Download or read book Middle Ground written by Katie Kacvinsky and published by Clarion Books. This book was released on 2012 with total page 0 pages. Available in PDF, EPUB and Kindle. Book excerpt: In the sequel to "Awaken, " 17-year-old Maddie's fight against the digital life has become personal. Maddie is now fighting for her mind, her soul, and her very life.

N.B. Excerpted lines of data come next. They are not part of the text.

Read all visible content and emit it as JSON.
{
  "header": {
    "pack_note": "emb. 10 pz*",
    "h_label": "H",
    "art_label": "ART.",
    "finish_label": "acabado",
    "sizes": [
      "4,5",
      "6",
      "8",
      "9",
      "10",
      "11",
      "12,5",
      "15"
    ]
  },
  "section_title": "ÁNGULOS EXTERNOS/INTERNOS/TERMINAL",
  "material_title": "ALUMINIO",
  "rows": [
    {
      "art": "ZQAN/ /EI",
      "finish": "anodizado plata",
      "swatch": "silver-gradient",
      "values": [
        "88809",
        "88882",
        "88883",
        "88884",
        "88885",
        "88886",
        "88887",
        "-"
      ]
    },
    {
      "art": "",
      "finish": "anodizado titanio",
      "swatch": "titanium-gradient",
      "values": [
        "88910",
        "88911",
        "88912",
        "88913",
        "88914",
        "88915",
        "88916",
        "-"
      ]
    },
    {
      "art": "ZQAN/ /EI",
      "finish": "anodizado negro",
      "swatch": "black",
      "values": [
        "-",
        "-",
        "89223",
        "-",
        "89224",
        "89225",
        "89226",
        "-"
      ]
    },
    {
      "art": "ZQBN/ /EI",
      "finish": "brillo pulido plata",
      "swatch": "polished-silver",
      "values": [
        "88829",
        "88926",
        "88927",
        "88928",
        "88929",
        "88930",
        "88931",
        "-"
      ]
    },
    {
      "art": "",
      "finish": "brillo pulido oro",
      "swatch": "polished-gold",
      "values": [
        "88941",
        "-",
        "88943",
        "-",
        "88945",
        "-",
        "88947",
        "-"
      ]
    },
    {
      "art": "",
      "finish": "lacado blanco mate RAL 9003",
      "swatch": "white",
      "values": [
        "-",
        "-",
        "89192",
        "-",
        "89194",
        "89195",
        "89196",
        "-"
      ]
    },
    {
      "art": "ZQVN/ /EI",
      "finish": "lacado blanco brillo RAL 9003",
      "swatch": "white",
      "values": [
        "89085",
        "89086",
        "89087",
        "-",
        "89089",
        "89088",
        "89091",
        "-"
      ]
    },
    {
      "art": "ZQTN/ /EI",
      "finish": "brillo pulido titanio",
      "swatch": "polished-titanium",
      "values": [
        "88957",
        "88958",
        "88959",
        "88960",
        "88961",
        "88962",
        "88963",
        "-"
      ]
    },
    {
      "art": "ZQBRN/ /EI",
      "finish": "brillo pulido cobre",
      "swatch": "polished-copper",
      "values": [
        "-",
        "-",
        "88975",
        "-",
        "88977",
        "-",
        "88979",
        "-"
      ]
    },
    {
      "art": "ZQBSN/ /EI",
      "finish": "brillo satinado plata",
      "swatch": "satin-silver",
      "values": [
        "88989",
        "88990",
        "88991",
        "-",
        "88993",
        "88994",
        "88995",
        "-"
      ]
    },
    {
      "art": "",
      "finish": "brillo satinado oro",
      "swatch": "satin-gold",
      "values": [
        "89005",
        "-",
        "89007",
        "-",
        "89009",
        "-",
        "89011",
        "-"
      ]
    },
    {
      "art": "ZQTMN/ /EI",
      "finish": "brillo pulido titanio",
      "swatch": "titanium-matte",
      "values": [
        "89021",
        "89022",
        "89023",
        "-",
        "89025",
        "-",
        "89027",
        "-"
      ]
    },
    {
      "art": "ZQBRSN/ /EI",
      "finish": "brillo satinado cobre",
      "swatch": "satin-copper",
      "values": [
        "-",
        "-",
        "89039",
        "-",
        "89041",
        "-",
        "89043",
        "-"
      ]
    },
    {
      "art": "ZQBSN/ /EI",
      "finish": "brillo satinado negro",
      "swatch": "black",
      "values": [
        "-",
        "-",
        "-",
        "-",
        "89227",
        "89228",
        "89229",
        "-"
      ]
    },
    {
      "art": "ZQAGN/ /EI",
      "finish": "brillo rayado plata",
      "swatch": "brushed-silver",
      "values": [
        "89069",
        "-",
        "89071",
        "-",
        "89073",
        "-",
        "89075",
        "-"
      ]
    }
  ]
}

Download or read book Ground Zero written by Alan Gratz and published by Scholastic Inc.. This book was released on 2021-02-02 with total page 250 pages. Available in PDF, EPUB and Kindle. Book excerpt: The instant #1 New York Times bestseller. In time for the twentieth anniversary of 9/11, master storyteller Alan Gratz (Refugee) delivers a pulse-pounding and unforgettable take on history and hope, revenge and fear -- and the stunning links between the past and present. September 11, 2001, New York City: Brandon is visiting his dad at work, on the 107th floor of the World Trade Center. Out of nowhere, an airplane slams into the tower, creating a fiery nightmare of terror and confusion. And Brandon is in the middle of it all. Can he survive -- and escape? September 11, 2019, Afghanistan: Reshmina has grown up in the shadow of war, but she dreams of peace and progress. When a battle erupts in her village, Reshmina stumbles upon a wounded American soldier named Taz. Should she help Taz -- and put herself and her family in mortal danger? Two kids. One devastating day. Nothing will ever be the same.
Download or read book The Middle Ground written by Zoe Whittall and published by Orca Book Publishers. This book was released on 2010-04-01 with total page 128 pages. Available in PDF, EPUB and Kindle. Book excerpt: Missy Turner thinks of herself as the most ordinary woman in the world. She has a lot to be thankful for: a great kid, a loving husband, a job she enjoys and the security of living in the small town where she was born. Then one day everything gets turned upside down. She loses her job, catches her husband making out with the neighbor and is briefly taken hostage by a young man who robs the local café. With her world rapidly falling apart, Missy finds herself questioning the certainties she's lived with her whole life.